In more formal words, the equivalence principle allows you to change the coordinate system between any two non-inertial observers (you standing on the Earth surface, and somebody in an accelerating rocket far from the Earth) as if they were inertial, and physics equations shall hold equally well in both ones, but only in a small region and time interval around them. It makes no sense for the whole Earth, and that is why you are correctly detecting a paradox.
A: The issue is local versus global measurements. If you are confined to the lift, then indeed you could never tell the difference between accelerating away from a point or being stationary in a gravitational field.
However, if you had other people in other lifts around the planet, and everyone was allowed to communicate, you would quickly see that the distance between observers is not changing. You just need to take measurements over large enough separations to find the contradiction. After all, if people were accelerating away from the center of the Earth at $9.8\ \mathrm{m}/\mathrm{s}^2$, we would notice it pretty soon.
A: I can't improve on the two answers already posted, but I'd like to offer a slightly different viewpoint and claim that the Earth is indeed accelerating outwards.
An object is only not accelerating if it's following a geodesic, so if you are not following a geodesic you are by definition accelerating. The surface of the Earth is not following a geodesic, because an object following a geodesic would (from our perspective) accelerate towards the core, and therefore the surface of the Earth must be accelerating outwards.
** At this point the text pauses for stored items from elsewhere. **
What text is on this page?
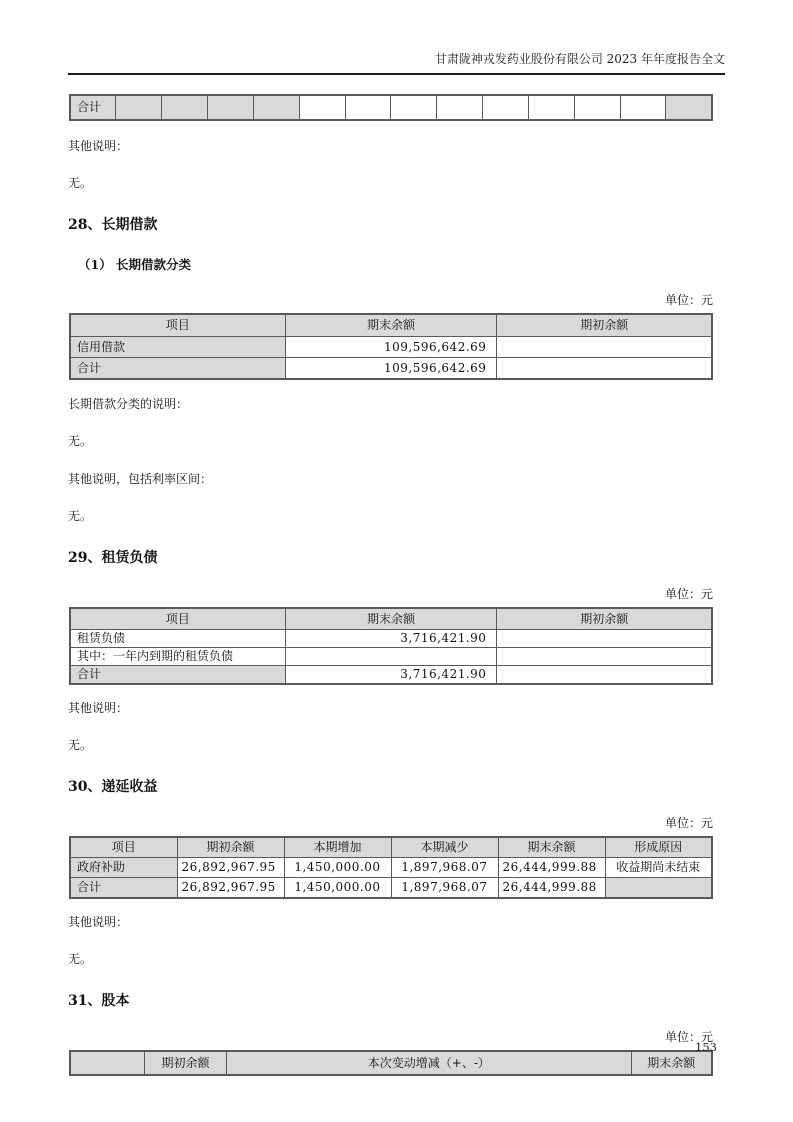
甘肃陇神戎发药业股份有限公司 2023 年年度报告全文
合计													

其他说明：

无。

28、长期借款
（1） 长期借款分类

单位：元

项目	期末余额	期初余额
信用借款	109,596,642.69	
合计	109,596,642.69	

长期借款分类的说明：

无。

其他说明，包括利率区间：

无。

29、租赁负债

单位：元

项目	期末余额	期初余额
租赁负债	3,716,421.90	
其中：一年内到期的租赁负债		
合计	3,716,421.90	

其他说明：

无。

30、递延收益

单位：元

项目	期初余额	本期增加	本期减少	期末余额	形成原因
政府补助	26,892,967.95	1,450,000.00	1,897,968.07	26,444,999.88	收益期尚未结束
合计	26,892,967.95	1,450,000.00	1,897,968.07	26,444,999.88	

其他说明：

无。

31、股本

单位：元

	期初余额	本次变动增减（+、-）	期末余额
153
We tend to intuitively think of accelerating as accelerating away from some spacetime frame, and indeed in SR this is a reasonable way to think of things. However it's also possible to think of the frame accelerating away from us, and in GR the two are equivalent. In an SR approach you'd argue that the surface of the Earth can't be accelerating outwards because if it was the volume of the Earth would be changing. However when you stand on the surface of the Earth the geodesics passing through you are curving away from your trajectory. In this sense spacetime is accelerating away from you.